La riforma, con l’introduzione delle misure di allerta e di composizione della crisi parte dal giusto presupposto che l’emersione tempestiva della crisi consente sia la miglior salvaguardia del patrimonio del debitore, che la miglior tutela dei creditori venuti in contatto col debitore.

Dal fallimento alla liquidazione giudiziale cambia il nome ma non la finalità della procedura, dato che lo scopo è sempre quello di liquidare il patrimonio del debitore per ripartirlo in favore dei creditori.

Altre novità: la procedura di allerta quindi gli strumenti di allerta (P.5) e gli indicatori della crisi (P.6), la composizione assistita della crisi (P.8) e l’adozione di un unico modello processuale per l’accertamento dello stato di crisi o d’insolvenza (P.9).

Definizioni

Crisi (art. 2 lett. a): stato di difficoltà economico-finanziaria che rende probabile l’insolvenza del debitore, e che per le imprese si manifesta come inadeguatezza dei flussi di cassa prospettici a far fronte regolarmente alle obbligazioni pianificate (decreto correttivo e indicatore ex art. 13 CCI P.6).

Insolvenza (art. 2 lett. b): stato del debitore che si manifesta con inadempimenti, o altri fatti esteriori, i quali dimostrino che il debitore non è più in grado di soddisfare regolarmente le proprie obbligazioni. 12 Concetto d’insolvenza e crisi (sentenza scelta vedi alla fine).

Altre definizioni, sovraindebitamento (art. 2 lett. c): lo stato di crisi o d’insolvenza (presupposto oggettivo) del consumatore, professionista, imprenditore minore, imprenditore agricolo, delle start-up innovative e di ogni altro debitore non assoggettabile alla liquid.

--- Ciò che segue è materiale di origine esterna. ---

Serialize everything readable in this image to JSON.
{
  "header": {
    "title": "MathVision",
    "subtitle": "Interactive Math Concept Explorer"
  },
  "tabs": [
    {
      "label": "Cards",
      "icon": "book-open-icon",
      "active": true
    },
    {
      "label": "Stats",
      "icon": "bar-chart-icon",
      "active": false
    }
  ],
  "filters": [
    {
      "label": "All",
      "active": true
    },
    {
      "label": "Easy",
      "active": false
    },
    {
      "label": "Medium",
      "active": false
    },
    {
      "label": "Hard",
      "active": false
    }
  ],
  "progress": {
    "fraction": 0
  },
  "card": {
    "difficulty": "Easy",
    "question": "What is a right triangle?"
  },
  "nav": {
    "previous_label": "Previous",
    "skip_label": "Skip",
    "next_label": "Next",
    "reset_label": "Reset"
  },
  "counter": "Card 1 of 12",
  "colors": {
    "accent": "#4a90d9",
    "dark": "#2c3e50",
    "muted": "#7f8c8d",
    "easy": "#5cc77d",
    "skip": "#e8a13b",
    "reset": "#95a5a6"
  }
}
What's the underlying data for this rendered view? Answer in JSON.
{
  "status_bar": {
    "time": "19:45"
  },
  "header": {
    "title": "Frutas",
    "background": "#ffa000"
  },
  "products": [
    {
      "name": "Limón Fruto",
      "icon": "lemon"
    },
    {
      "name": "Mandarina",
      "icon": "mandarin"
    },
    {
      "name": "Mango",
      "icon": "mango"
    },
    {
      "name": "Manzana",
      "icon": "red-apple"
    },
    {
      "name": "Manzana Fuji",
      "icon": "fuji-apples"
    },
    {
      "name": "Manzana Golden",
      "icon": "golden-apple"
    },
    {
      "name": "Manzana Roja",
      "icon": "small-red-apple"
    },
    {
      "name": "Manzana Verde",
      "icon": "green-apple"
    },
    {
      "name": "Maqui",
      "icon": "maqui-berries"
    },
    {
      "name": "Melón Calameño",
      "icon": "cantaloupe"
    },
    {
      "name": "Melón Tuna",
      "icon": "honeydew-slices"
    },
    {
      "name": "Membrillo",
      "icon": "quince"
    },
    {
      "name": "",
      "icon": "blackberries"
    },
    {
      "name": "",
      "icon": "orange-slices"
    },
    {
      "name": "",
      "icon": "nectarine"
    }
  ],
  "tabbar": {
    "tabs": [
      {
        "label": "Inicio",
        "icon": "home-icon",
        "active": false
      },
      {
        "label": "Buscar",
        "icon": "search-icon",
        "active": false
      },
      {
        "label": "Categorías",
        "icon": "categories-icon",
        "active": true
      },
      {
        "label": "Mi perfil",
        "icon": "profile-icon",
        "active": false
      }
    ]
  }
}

Giud. o a liquidazione coatta amministrativa o altre procedure liquidatorie (presupposto soggettivo).

Impresa minore (art. 2 lett. d): l’impresa che presenta congiuntamente i requisiti dimensionali di:

  • Attivo patrimoniale ammontare complessivo annuo >300mila € nei tre esercizi antecedenti il deposito dell’istanza di apertura della liquid. Giud.
  • Ricavi per un ammontare complessivo annuo non > a 200mila € nei tre esercizi antecedenti il deposito dell’istanza di apertura della liquid. Giud.
  • Ammontare di debiti anche non scaduti non >500mila € (sentenza piccolo imprenditore).

Consumatore (art. 2 lett. e): persona fisica che agisce per scopi estranei all’attività commerciale, imprenditoriale, artigiana o professionale eventualmente svolta, anche se socia di una società, per i debiti estranei a quelli sociali.

Società pubbliche (art. 2 lett. f): le società a controllo pubblico (società in cui una o più amministrazioni pubbliche esercitano poteri di controllo), le società a partecipazione pubblica (società a controllo pubblico, nonché le altre società partecipate direttamente da amministrazioni pubbliche o da società a controllo pubblico) e le società in house (formalmente delle società ma in realtà vi è l’ente pubblico che esercita controllo analogo, cioè controllo gestionale e funzionario stringente sulla società, come se stesse controllando i propri organi, ed è diverso dal controllo 23 nelle società a controllo pubblico che non è determinante) ex art. 2 lett. m,n e o d.lgs. 175/2016 (t.u. in materia di società a partecipazione pubblica). Sentenza.

Altre definizioni

Grandi imprese (art. 2 lett. g): le imprese che, alla data di chiusura del bilancio superano i limiti numerici di almeno due di tre criteri dimensionali (contenuti nella direttiva 2013/24 UE):

  • Totale stato patrimoniale 20mln€.
  • Ricavi netti delle vendite e delle prestazioni 40mln€.
  • Numero medio dei dipendenti occupati durante l’esercizio 250.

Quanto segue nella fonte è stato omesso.